The NetWorld+Interop 2001 Atlanta trade show will be kicking off its exhibition Tuesday, but a host of companies were lining up
Monday to tout their latest switches, processors and servers.
Internet Machines Corp. was first out of the gate with its IMpower product family, a series of network processing and switching
solutions for designers of OC-192c and 10Gbps networking equipment.
IMpower consists of three protocol-independent chips — the NPE10 network processing engine, the TMC10 traffic management
co-processor, and the SE200 switch element — and the Development Workbench software development kit (SDK).

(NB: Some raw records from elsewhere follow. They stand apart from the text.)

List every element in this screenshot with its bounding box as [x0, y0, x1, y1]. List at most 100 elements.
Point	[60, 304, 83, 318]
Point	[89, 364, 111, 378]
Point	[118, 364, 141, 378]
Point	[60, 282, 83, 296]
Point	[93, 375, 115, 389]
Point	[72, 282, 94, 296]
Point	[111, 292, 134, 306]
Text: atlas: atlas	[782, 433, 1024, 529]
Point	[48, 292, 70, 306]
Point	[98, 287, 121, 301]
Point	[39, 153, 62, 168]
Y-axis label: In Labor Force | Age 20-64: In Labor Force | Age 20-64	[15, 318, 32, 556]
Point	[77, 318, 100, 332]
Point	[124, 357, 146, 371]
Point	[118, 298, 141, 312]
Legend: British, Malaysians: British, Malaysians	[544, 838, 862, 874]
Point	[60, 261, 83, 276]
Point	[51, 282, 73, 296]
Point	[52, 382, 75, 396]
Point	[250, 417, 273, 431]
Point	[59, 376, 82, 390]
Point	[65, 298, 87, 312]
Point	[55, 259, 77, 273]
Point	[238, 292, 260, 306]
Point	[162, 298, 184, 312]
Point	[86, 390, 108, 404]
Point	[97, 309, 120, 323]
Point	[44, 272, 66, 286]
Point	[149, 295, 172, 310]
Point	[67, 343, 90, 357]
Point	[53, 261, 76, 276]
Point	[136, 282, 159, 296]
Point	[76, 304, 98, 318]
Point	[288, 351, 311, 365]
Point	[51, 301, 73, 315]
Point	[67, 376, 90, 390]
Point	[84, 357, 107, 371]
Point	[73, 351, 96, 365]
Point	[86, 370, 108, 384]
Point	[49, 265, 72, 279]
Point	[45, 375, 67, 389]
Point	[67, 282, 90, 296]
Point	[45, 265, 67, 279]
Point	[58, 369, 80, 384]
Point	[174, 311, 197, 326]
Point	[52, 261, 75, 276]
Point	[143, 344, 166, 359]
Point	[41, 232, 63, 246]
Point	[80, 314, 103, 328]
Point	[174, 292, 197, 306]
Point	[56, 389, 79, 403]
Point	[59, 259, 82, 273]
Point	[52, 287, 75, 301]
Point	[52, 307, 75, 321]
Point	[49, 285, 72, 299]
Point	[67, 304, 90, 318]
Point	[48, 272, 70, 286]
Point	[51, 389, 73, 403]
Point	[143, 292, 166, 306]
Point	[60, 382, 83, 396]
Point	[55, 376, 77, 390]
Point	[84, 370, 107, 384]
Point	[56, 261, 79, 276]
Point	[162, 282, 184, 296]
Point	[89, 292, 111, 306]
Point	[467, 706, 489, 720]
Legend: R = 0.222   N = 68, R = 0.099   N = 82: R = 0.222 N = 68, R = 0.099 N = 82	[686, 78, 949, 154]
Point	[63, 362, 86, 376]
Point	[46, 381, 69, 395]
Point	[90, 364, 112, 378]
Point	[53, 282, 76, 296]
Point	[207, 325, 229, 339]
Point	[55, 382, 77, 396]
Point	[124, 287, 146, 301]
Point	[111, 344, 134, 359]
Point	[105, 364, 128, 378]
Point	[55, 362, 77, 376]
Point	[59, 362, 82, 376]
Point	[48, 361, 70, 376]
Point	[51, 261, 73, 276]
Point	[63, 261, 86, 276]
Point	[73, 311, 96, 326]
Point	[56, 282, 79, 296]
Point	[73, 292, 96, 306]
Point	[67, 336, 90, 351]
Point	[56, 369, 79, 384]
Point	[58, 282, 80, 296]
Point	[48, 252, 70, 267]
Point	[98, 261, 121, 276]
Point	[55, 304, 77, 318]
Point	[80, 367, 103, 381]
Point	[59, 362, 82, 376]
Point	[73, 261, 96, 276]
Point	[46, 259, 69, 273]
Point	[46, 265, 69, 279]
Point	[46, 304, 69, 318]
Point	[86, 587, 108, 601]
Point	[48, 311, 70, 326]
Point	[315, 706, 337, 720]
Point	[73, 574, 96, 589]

The NPE10 is a programmable, single chip, massively parallel network processor based on RISC microcores and capable of performing
packet processing at full duplex OC-192c rates. The TMC10 is a single chip, wire-speed traffic management co-processor — also
capable of operating at full-duplex OC-192c rates — which performs buffer and queue management functions, traffic scheduling, flow
control across a switch fabric, congestion management, and statistics for multiprotocol traffic at OC-192c rates. The SE200 is a
200Gbps protocol independent switch element providing 200Gbps full duplex switching throughput per switch element and scalable to
terabit speeds.
Internet Machines was followed by WiredRed Software Corp.’s e/pop Linux Server, which has been named a Finalist in the Network
Applications category of the Best of Show Awards. The e/pop Linux Server provides enterprise customers with a secure and scaleable
instant messaging and real-time communications platform for the Linux OS.
ProductivityNet followed up by unveiling its flagship ActiveManage network management suite, which enables administrators to control
and monitor their networks from any location through a Web browser or wireless Palm VII device. In addition to allowing remote
monitoring through a single, centralized interface, the suite also allows the execution of one command across multiple platforms
simultaneously. The company is demonstrating Version 1.0, for Windows NT/2000 environments, and Version 2.0, for multiple network
operating platforms, during the show.
Meanwhile, Cenatek is previewing its new Rocket Drive solid state disk (SSD), a new high-speed storage device which Cenatek says is
thousands of times faster than conventional hard disk drives. Cenatek says Rocket Drive delivers performance of up to 100,000
transactions per second. Like other SSDs, it stores data using memory chips rather than magnetic media. However, unlike conventional
SSDs, it attaches directly to a system’s PCI bus rather than through channel technologies like SCSI or fibre.
On the wireless front, MCK Communications Inc. unveiled its MobileConneX PBX gateway, which allows users to turn their cell phones
into extensions of corporate telephony systems.
Mobile users can dial into the MobileConneX PBXgateway from any cellular phone and, using the Interactive Voice Response system,
provide authentication and a dial-back telephone number to which the MobileConneX PBXgateway routes all incoming calls. It also
allows mobile users to dial internal extensions to transfer a call to a colleague in the office, initiate a conference call, or put
a call on hold. Unanswered calls are routed back to the corporate voicemail.
Network Elements Inc. stepped up next with its new Lithium 10Gbps Multi-protocol Module, a 10Gbps optical networking module with
integrated multi-protocol processing. It supports 10 Gigabit Ethernet, Packet-over-SONET, and SONET/SDH applications in the LAN, MAN
and WAN. It features a plug-and-play, multi-layer, optical network interface.
Next up to the plate was Raqia Networks, with its new RQDPC10G Deep-Packet Classification engine, a silicon-based regular expression
classification processor operating at 10Gbps Ethernet or OC-192 Packet-over-SONET. It is a highly programmable, single-chip solution
which provides wire-rate deterministic matching anywhere in the packet, including header and payload. Raqia said it boosts the
performance of Layer 7-based systems by accelerating classification and increasing throughput.